Actes 2:9 mentionne la présence, le jour de la Pentecôte, de Juifs de souche et de convertis au judaïsme originaires de l’Empire parthe, qui comprenait certaines parties de ce qui est aujourd’hui l’Afghanistan occidental. Et selon l’historien antique Eusèbe, les apôtres Thomas et Barthélemy ont été affectés à une mission chrétienne en Parthie.
Cependant, lorsque l’empire Ilkhan a adopté l’islam comme religion d’État en 1295, le christianisme a pratiquement disparu d’Afghanistan et de Perse sous le règne de Timur (1336-1405).
Aujourd’hui, l’Afghanistan figure parmi les pays du monde où la présence chrétienne est la plus faible.
« Les convertis qui étaient déjà confrontés à l’ostracisme et à la menace de crimes d’honneur de la part des membres de leur famille et de leur village courent désormais un risque accru avec les talibans au pouvoir », selon le rapport de l’USCIRF. « Les acteurs sociétaux, l’ancien gouvernement afghan et les talibans considèrent souvent la conversion comme une tentative de fuir l’Afghanistan en demandant le statut de réfugié en tant que membre d’une communauté religieuse persécutée. »
Bashir ajoute que les perspectives pour toutes les confessions minoritaires sont sombres, y compris pour « les convertis chrétiens qui pratiquent leur foi dans la clandestinité par peur des représailles et des menaces des talibans ainsi que de l’État islamique dans la province de Khorasan, également connu sous le nom d’ISIS-K ». Certains chrétiens afghans reçoivent régulièrement des appels téléphoniques menaçants, et les talibans auraient fait du porte-à-porte pour traquer les convertis – une réalité pour le moins effrayante. »

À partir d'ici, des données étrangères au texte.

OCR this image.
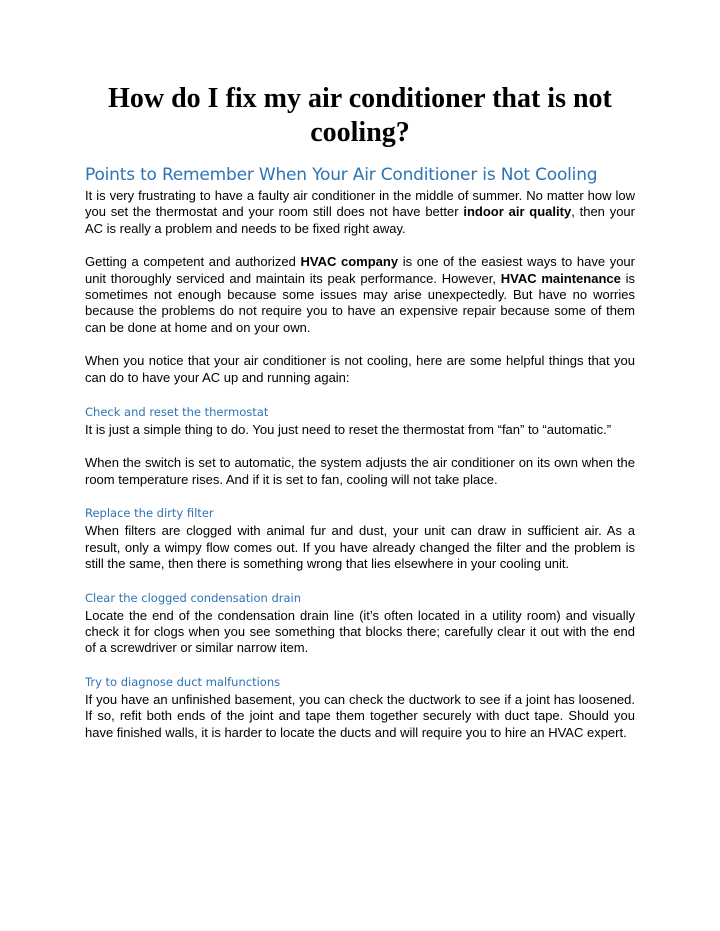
How do I fix my air conditioner that is not cooling?
Points to Remember When Your Air Conditioner is Not Cooling

It is very frustrating to have a faulty air conditioner in the middle of summer. No matter how low you set the thermostat and your room still does not have better indoor air quality, then your AC is really a problem and needs to be fixed right away.

Getting a competent and authorized HVAC company is one of the easiest ways to have your unit thoroughly serviced and maintain its peak performance. However, HVAC maintenance is sometimes not enough because some issues may arise unexpectedly. But have no worries because the problems do not require you to have an expensive repair because some of them can be done at home and on your own.

When you notice that your air conditioner is not cooling, here are some helpful things that you can do to have your AC up and running again:

Check and reset the thermostat

It is just a simple thing to do. You just need to reset the thermostat from “fan” to “automatic.”

When the switch is set to automatic, the system adjusts the air conditioner on its own when the room temperature rises. And if it is set to fan, cooling will not take place.

Replace the dirty filter

When filters are clogged with animal fur and dust, your unit can draw in sufficient air. As a result, only a wimpy flow comes out. If you have already changed the filter and the problem is still the same, then there is something wrong that lies elsewhere in your cooling unit.

Clear the clogged condensation drain

Locate the end of the condensation drain line (it’s often located in a utility room) and visually check it for clogs when you see something that blocks there; carefully clear it out with the end of a screwdriver or similar narrow item.

Try to diagnose duct malfunctions

If you have an unfinished basement, you can check the ductwork to see if a joint has loosened. If so, refit both ends of the joint and tape them together securely with duct tape. Should you have finished walls, it is harder to locate the ducts and will require you to hire an HVAC expert.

Luke a expliqué que parmi les premiers Afghans à devenir chrétiens à l’ère moderne, il y avait des résidents de camps de réfugiés dans les nations voisines dans les années 1980 et 1990 – à peu près à l’époque de l’invasion et de l’occupation soviétiques. Cependant, la foi est passée d’une centaine à des milliers après le 11 septembre, lorsque les États-Unis et les forces de la coalition ont chassé les talibans du pouvoir.

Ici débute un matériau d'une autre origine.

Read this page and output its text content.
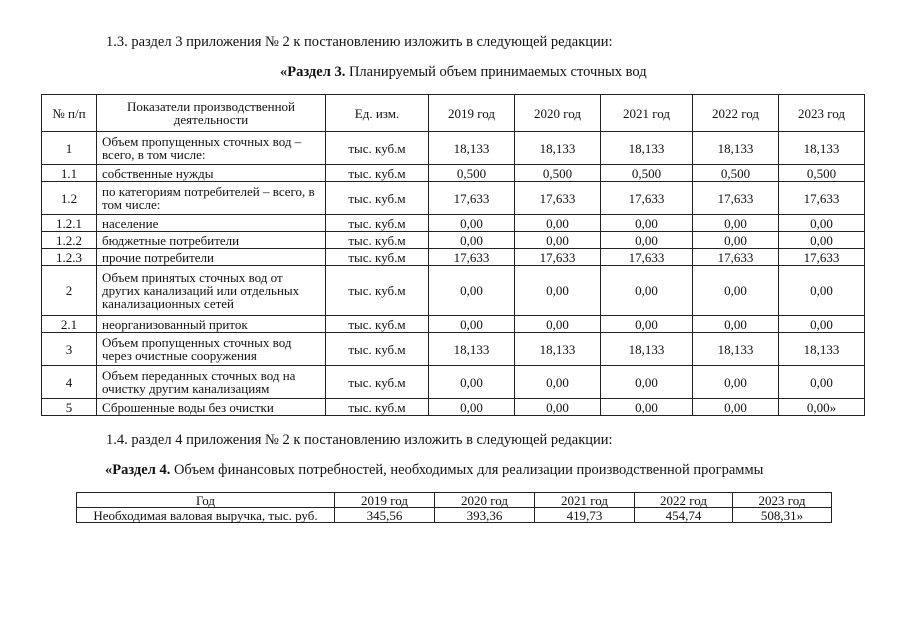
1.3. раздел 3 приложения № 2 к постановлению изложить в следующей редакции:
«Раздел 3. Планируемый объем принимаемых сточных вод
№ п/п	Показатели производственной деятельности	Ед. изм.	2019 год	2020 год	2021 год	2022 год	2023 год
1	Объем пропущенных сточных вод – всего, в том числе:	тыс. куб.м	18,133	18,133	18,133	18,133	18,133
1.1	собственные нужды	тыс. куб.м	0,500	0,500	0,500	0,500	0,500
1.2	по категориям потребителей – всего, в том числе:	тыс. куб.м	17,633	17,633	17,633	17,633	17,633
1.2.1	население	тыс. куб.м	0,00	0,00	0,00	0,00	0,00
1.2.2	бюджетные потребители	тыс. куб.м	0,00	0,00	0,00	0,00	0,00
1.2.3	прочие потребители	тыс. куб.м	17,633	17,633	17,633	17,633	17,633
2	Объем принятых сточных вод от других канализаций или отдельных канализационных сетей	тыс. куб.м	0,00	0,00	0,00	0,00	0,00
2.1	неорганизованный приток	тыс. куб.м	0,00	0,00	0,00	0,00	0,00
3	Объем пропущенных сточных вод через очистные сооружения	тыс. куб.м	18,133	18,133	18,133	18,133	18,133
4	Объем переданных сточных вод на очистку другим канализациям	тыс. куб.м	0,00	0,00	0,00	0,00	0,00
5	Сброшенные воды без очистки	тыс. куб.м	0,00	0,00	0,00	0,00	0,00»
1.4. раздел 4 приложения № 2 к постановлению изложить в следующей редакции:
«Раздел 4. Объем финансовых потребностей, необходимых для реализации производственной программы
Год	2019 год	2020 год	2021 год	2022 год	2023 год
Необходимая валовая выручка, тыс. руб.	345,56	393,36	419,73	454,74	508,31»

Mais avec le retour des fondamentalistes islamiques au pouvoir, l’Afghan House Church Network et d’autres groupes chrétiens sont entrés dans la clandestinité, malgré les promesses des talibans de procéder à certaines réformes sociales.
« Ils ont parlé des droits des femmes et de la liberté d’expression et d’autres choses, mais il n’est jamais question de liberté de pensée ou de liberté de religion », a déclaré M. Luke.
Au lieu de cela, le gouvernement a recouru à des menaces d’emprisonnement et d’exécution contre les chrétiens par le biais de lettres et de médias sociaux, car ils sont considérés comme des infidèles, a-t-il ajouté. Les talibans disent : « Nous vous retrouverons et nous tuerons toute votre famille pour vous infliger le châtiment que vous méritez et pour servir de leçon aux autres qui quittent l’islam. »
Ce n’est pas seulement le gouvernement que les chrétiens et les autres minorités religieuses doivent craindre, a-t-il dit. « Aux yeux des imams locaux, des talibans et même des autres communautés religieuses sur place, ils sont des apostats. »
Les chrétiens sont souvent mal accueillis dans leurs propres familles et villages et, par conséquent, ils sont fréquemment incapables de travailler ou de subvenir aux besoins de leurs familles. « Les gens pensent que s’ils renseignent les talibans, ils peuvent obtenir une sorte de distinction. Et dans de nombreux cas, à cause de la peur, les membres de la famille les chassent en disant : « Vous êtes un mal de tête pour nous et vous devez partir ».
C’est, en soi, une punition brutale dans une société qui est communautaire plutôt qu’individualiste, a-t-il expliqué. « Vous pouvez vivre dans le même village ou la même ville, mais vous n’avez pas le choix.